Question: Do you believe we’re in the ‘last days’?

Rev. RAY INNEN PARCHELO is a novice Tendai priest and founder of the Red Maple Sangha, the first lay Buddhist community in Eastern Ontario.

When asked to speculate about issues like the beginning or end of time, the historical Buddha maintained a “noble silence.” He instructs us that such questions are of no use in the immediate presence of human suffering and the challenge of its relief.

Death comes soon enough and we cannot be assured our next form of existence will be as fortunate. We are advised that a human birth is very precious and we ought use it to attend to that question alone.

A verse directs us “ do not squander your life.” The historical-cultural environment of early Buddhism did not endorse any kind of linear or eschatological (“last days”) view of history. In fact, it adopted one much more in step with modern science with multiple dimensions of time in incomprehensible expanses of both time and space.

One major sect of Buddhist teaching, the Pure Lands School, has introduced a distinction in the Buddhist vision of time/space called the Three Ages. These ages separate a block of human history, wherein we are located. It does not suggest a beginning or end of time, only a waxing/waning of certain spiritual capacities in humans.

The first of these ages is known as The Age of Complete Capacity, where humans were fully capable of realizing the teaching of the Buddhas.

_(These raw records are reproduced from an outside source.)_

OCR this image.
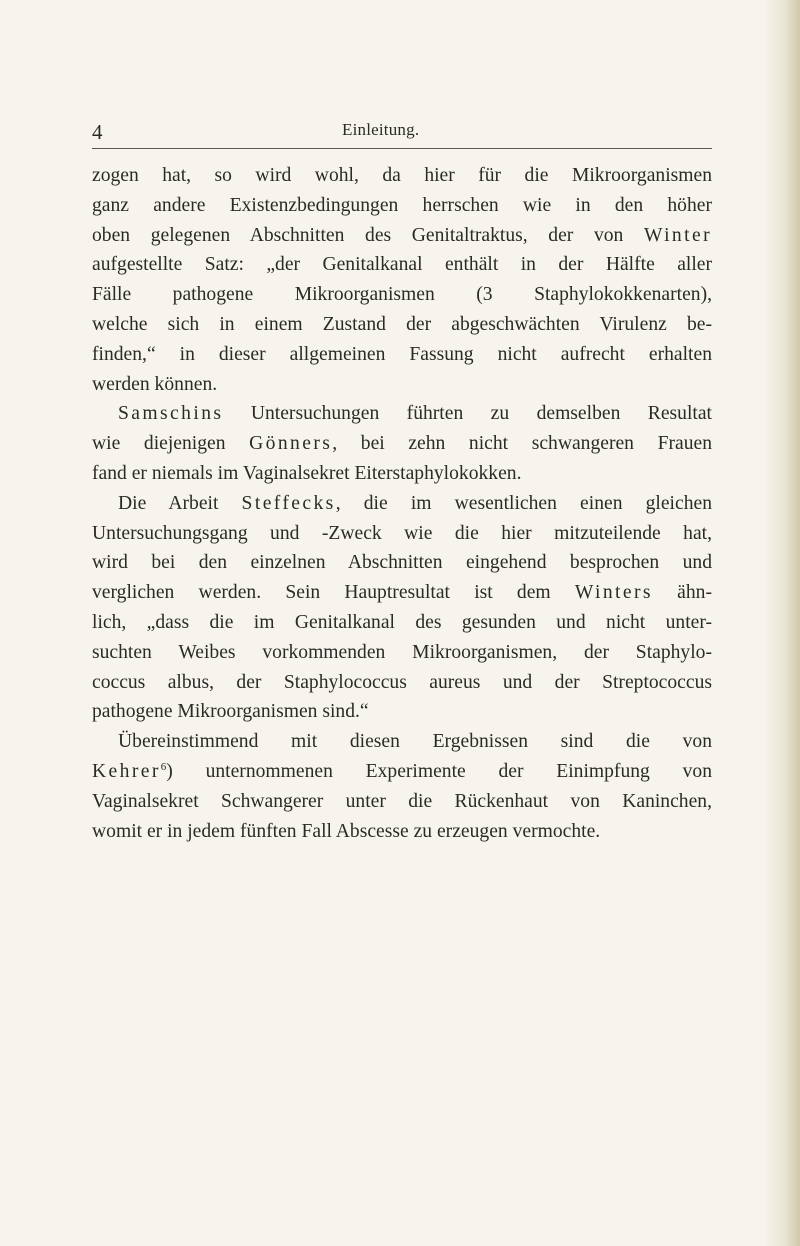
4	Einleitung.
zogen hat, so wird wohl, da hier für die Mikroorganismen
ganz andere Existenzbedingungen herrschen wie in den höher
oben gelegenen Abschnitten des Genitaltraktus, der von Winter
aufgestellte Satz: „der Genitalkanal enthält in der Hälfte aller
Fälle pathogene Mikroorganismen (3 Staphylokokkenarten),
welche sich in einem Zustand der abgeschwächten Virulenz be-
finden,“ in dieser allgemeinen Fassung nicht aufrecht erhalten
werden können.
Samschins Untersuchungen führten zu demselben Resultat
wie diejenigen Gönners, bei zehn nicht schwangeren Frauen
fand er niemals im Vaginalsekret Eiterstaphylokokken.
Die Arbeit Steffecks, die im wesentlichen einen gleichen
Untersuchungsgang und -Zweck wie die hier mitzuteilende hat,
wird bei den einzelnen Abschnitten eingehend besprochen und
verglichen werden. Sein Hauptresultat ist dem Winters ähn-
lich, „dass die im Genitalkanal des gesunden und nicht unter-
suchten Weibes vorkommenden Mikroorganismen, der Staphylo-
coccus albus, der Staphylococcus aureus und der Streptococcus
pathogene Mikroorganismen sind.“
Übereinstimmend mit diesen Ergebnissen sind die von
Kehrer$^6$) unternommenen Experimente der Einimpfung von
Vaginalsekret Schwangerer unter die Rückenhaut von Kaninchen,
womit er in jedem fünften Fall Abscesse zu erzeugen vermochte.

The second was an Age of Compromised Abilities, and humans are less able.

The third age, the one wherein we find ourselves at present, is called Mappo, the Age of Decayed Capacity. It is said to have begun about five centuries ago and will last another 10,000 years.

During this time, humans, because of their own moral decline, will have a diminished capacity to understand and fulfil the Buddhadharma on their own. They will need to rely on “Other Power” (that is, the moral and insight energies of the Buddhas) to realize full Awakening. As such, the religious activities appropriate to this age rely less on self-driven meditative practices and more ones of chanting and prayer, practices which create a collaboration between humans and other energies.